Keep in mind, the analysis he shows can be further optimized by knowing the hardware you are running on.
The std::map you get very good performance in 99.9% scenarios. If your hot spot has the same iTest(s) multiple times, combine the map result with a temporary hash cache.
Int is one of the datatypes where it is possible to just do:
bool hash[UINT_MAX]; // stackoverflow ;)
And fill it up. If you don't care about negative numbers, then it's twice as easy.
A perfect hash function maps a set of inputs onto the integers with no collisions. Given that your input is a set of integers, the values themselves are a perfect hash function. That really has nothing to do with the problem at hand.
The most obvious and easy to implement solution for testing existence would be a sorted list or balanced binary tree. Then you could decide existence in log(N) time. I doubt it'll get much better than that.
For this problem I would use a binary search, assuming it's possible to keep the list of numbers sorted.

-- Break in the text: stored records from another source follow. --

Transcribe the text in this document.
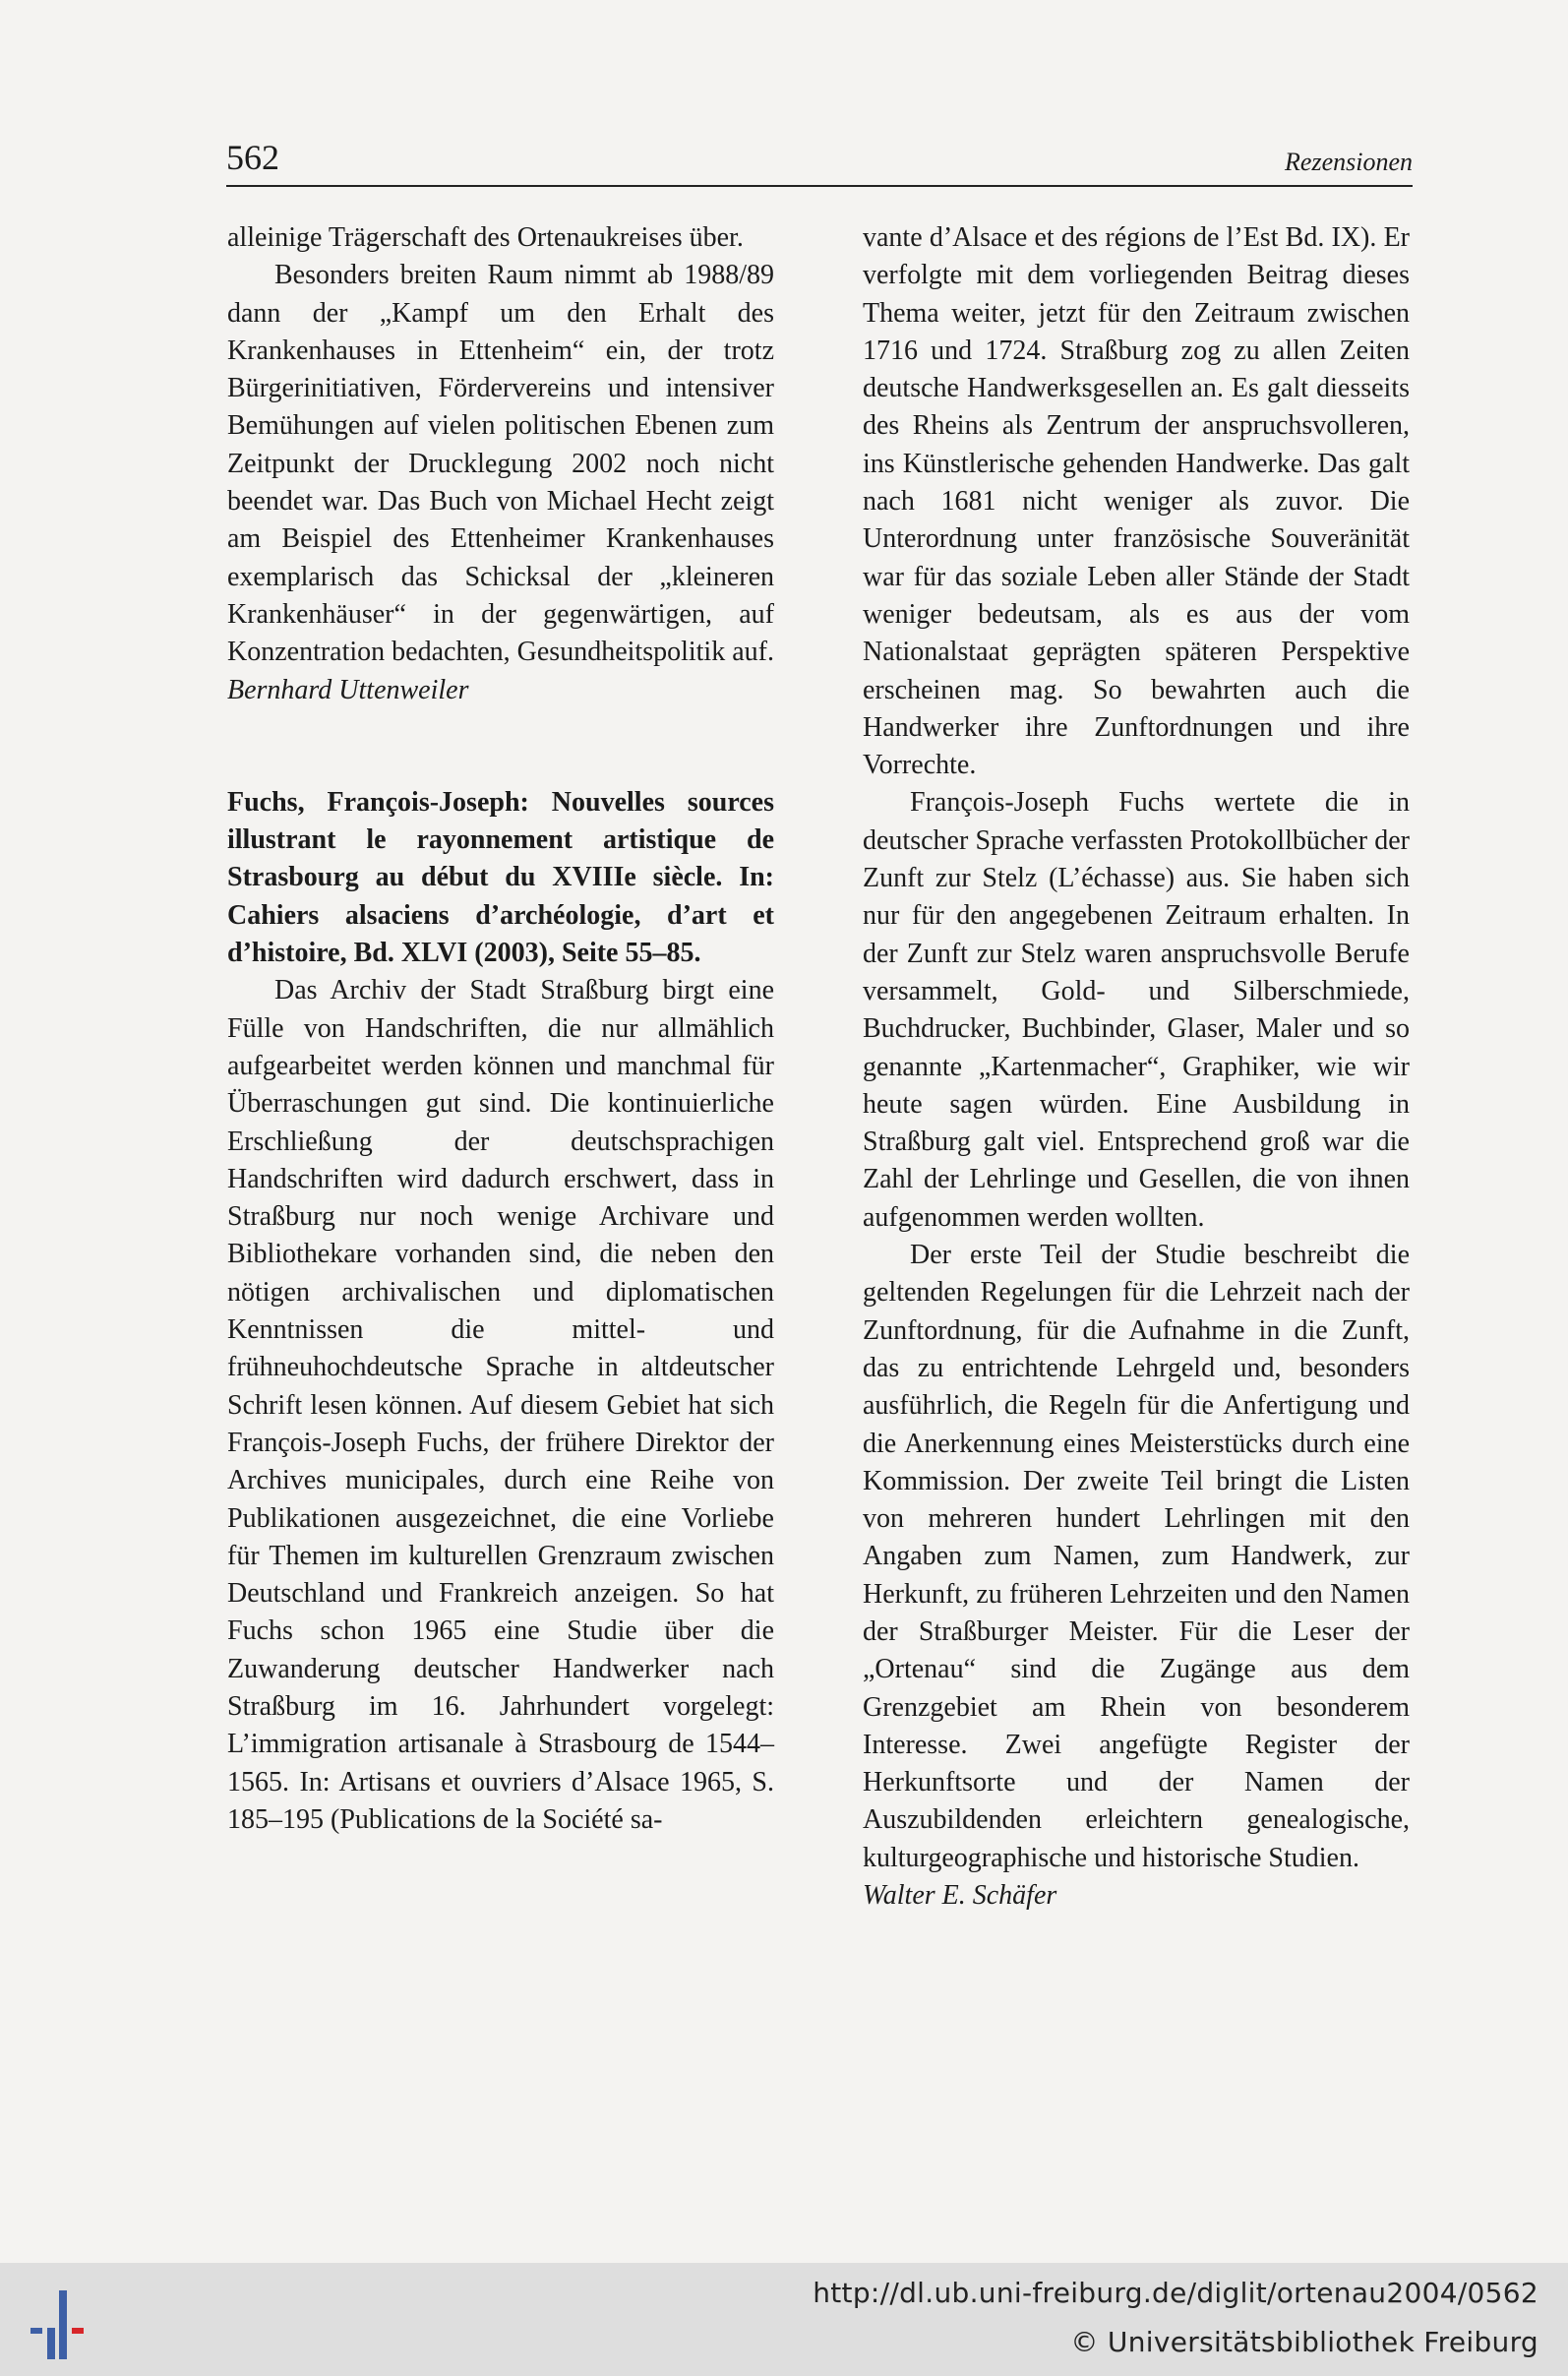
562	Rezensionen

alleinige Trägerschaft des Ortenaukreises über.

Besonders breiten Raum nimmt ab 1988/89 dann der „Kampf um den Erhalt des Krankenhauses in Ettenheim“ ein, der trotz Bürgerinitiativen, Fördervereins und intensiver Bemühungen auf vielen politischen Ebenen zum Zeitpunkt der Drucklegung 2002 noch nicht beendet war. Das Buch von Michael Hecht zeigt am Beispiel des Ettenheimer Krankenhauses exemplarisch das Schicksal der „kleineren Krankenhäuser“ in der gegenwärtigen, auf Konzentration bedachten, Gesundheitspolitik auf.

Bernhard Uttenweiler

Fuchs, François-Joseph: Nouvelles sources illustrant le rayonnement artistique de Strasbourg au début du XVIIIe siècle. In: Cahiers alsaciens d’archéologie, d’art et d’histoire, Bd. XLVI (2003), Seite 55–85.

Das Archiv der Stadt Straßburg birgt eine Fülle von Handschriften, die nur allmählich aufgearbeitet werden können und manchmal für Überraschungen gut sind. Die kontinuierliche Erschließung der deutschsprachigen Handschriften wird dadurch erschwert, dass in Straßburg nur noch wenige Archivare und Bibliothekare vorhanden sind, die neben den nötigen archivalischen und diplomatischen Kenntnissen die mittel- und frühneuhochdeutsche Sprache in altdeutscher Schrift lesen können. Auf diesem Gebiet hat sich François-Joseph Fuchs, der frühere Direktor der Archives municipales, durch eine Reihe von Publikationen ausgezeichnet, die eine Vorliebe für Themen im kulturellen Grenzraum zwischen Deutschland und Frankreich anzeigen. So hat Fuchs schon 1965 eine Studie über die Zuwanderung deutscher Handwerker nach Straßburg im 16. Jahrhundert vorgelegt: L’immigration artisanale à Strasbourg de 1544–1565. In: Artisans et ouvriers d’Alsace 1965, S. 185–195 (Publications de la Société sa-

vante d’Alsace et des régions de l’Est Bd. IX). Er verfolgte mit dem vorliegenden Beitrag dieses Thema weiter, jetzt für den Zeitraum zwischen 1716 und 1724. Straßburg zog zu allen Zeiten deutsche Handwerksgesellen an. Es galt diesseits des Rheins als Zentrum der anspruchsvolleren, ins Künstlerische gehenden Handwerke. Das galt nach 1681 nicht weniger als zuvor. Die Unterordnung unter französische Souveränität war für das soziale Leben aller Stände der Stadt weniger bedeutsam, als es aus der vom Nationalstaat geprägten späteren Perspektive erscheinen mag. So bewahrten auch die Handwerker ihre Zunftordnungen und ihre Vorrechte.

François-Joseph Fuchs wertete die in deutscher Sprache verfassten Protokollbücher der Zunft zur Stelz (L’échasse) aus. Sie haben sich nur für den angegebenen Zeitraum erhalten. In der Zunft zur Stelz waren anspruchsvolle Berufe versammelt, Gold- und Silberschmiede, Buchdrucker, Buchbinder, Glaser, Maler und so genannte „Kartenmacher“, Graphiker, wie wir heute sagen würden. Eine Ausbildung in Straßburg galt viel. Entsprechend groß war die Zahl der Lehrlinge und Gesellen, die von ihnen aufgenommen werden wollten.

Der erste Teil der Studie beschreibt die geltenden Regelungen für die Lehrzeit nach der Zunftordnung, für die Aufnahme in die Zunft, das zu entrichtende Lehrgeld und, besonders ausführlich, die Regeln für die Anfertigung und die Anerkennung eines Meisterstücks durch eine Kommission. Der zweite Teil bringt die Listen von mehreren hundert Lehrlingen mit den Angaben zum Namen, zum Handwerk, zur Herkunft, zu früheren Lehrzeiten und den Namen der Straßburger Meister. Für die Leser der „Ortenau“ sind die Zugänge aus dem Grenzgebiet am Rhein von besonderem Interesse. Zwei angefügte Register der Herkunftsorte und der Namen der Auszubildenden erleichtern genealogische, kulturgeographische und historische Studien.

Walter E. Schäfer

http://dl.ub.uni-freiburg.de/diglit/ortenau2004/0562
© Universitätsbibliothek Freiburg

Wikipedia has example implementations that should be simple enough to translate to C++.
It's not necessary or practical to aim for mapping N distinct randomly dispersed integers to N contiguous buckets - i.e. a perfect minimal hash - the important thing is to identify an acceptable ratio. To do this at run-time, you can start by configuring a worst-acceptible ratio (say 1 to 20) and a no-point-being-better-than-this-ratio (say 1 to 4), then randomly vary (e.g. changing prime numbers used) a fast-to-calculate hash algorithm to see how easily you can meet increasingly difficult ratios. For worst-acceptible you don't time out, or you fall back on something slower but reliable (container or displacement lists to resolve collisions). Then, allow a second or ten (configurable) for each X% better until you can't succeed at that ratio or reach the no-pint-being-better ratio....

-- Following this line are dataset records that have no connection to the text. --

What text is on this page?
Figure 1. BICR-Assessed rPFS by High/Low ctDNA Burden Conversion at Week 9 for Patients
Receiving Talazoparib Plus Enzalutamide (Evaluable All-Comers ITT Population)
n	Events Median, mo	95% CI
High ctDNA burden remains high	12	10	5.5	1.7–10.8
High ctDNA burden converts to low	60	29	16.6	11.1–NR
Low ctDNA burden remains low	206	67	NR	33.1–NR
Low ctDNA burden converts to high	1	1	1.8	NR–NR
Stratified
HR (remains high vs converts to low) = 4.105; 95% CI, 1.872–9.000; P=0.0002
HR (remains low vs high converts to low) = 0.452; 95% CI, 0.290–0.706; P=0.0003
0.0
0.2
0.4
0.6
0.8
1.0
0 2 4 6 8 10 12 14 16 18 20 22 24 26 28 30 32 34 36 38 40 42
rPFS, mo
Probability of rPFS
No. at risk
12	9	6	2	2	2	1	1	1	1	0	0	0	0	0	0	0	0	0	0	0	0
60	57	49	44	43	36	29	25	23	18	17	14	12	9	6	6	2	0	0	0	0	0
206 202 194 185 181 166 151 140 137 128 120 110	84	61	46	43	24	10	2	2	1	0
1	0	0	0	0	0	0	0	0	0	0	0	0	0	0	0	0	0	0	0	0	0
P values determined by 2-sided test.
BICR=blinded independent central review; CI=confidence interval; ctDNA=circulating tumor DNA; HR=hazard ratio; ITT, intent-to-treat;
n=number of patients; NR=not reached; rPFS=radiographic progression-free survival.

Just so everyone's clear, this works for inputs only known at run time with no useful patterns known beforehand, which is why different hash functions have to be trialed or actively derived at run time. It is not acceptible to simple say "integer inputs form a hash", because there are collisions when %-ed into any sane array size. But, you don't need to aim for a perfectly packed array either. Remember too that you can have a sparse array of pointers to a packed array, so there's little memory wasted for large objects.
Original Question
After working with it for a while, I came up with a number of hash functions that seemed to work reasonably well on strings, resulting in a unique - perfect hashing.
Let's say the values ranged from L to H in the array. This yields a Range R = H - L + 1.
Generally it was pretty big.
I then applied the modulus operator from H down to L + 1, looking for a mapping that keeps them unique, but has a smaller range.
In you case you are using integers. Technically, they are already hashed, but the range is large.
It may be that you can get what you want, simply by applying the modulus operator.
It may be that you need to put a hash function in front of it first.
It also may be that you can't find a perfect hash for it, in which case your container class should have a fall back position.... binary search, or map or something like that, so that
you can guarantee that the container will work in all cases.
A trie or perhaps a van Emde Boas tree might be a better bet for creating a space efficient set of integers with lookup time bring constant against the number of objects in the data structure, assuming that even std::bitset would be too large.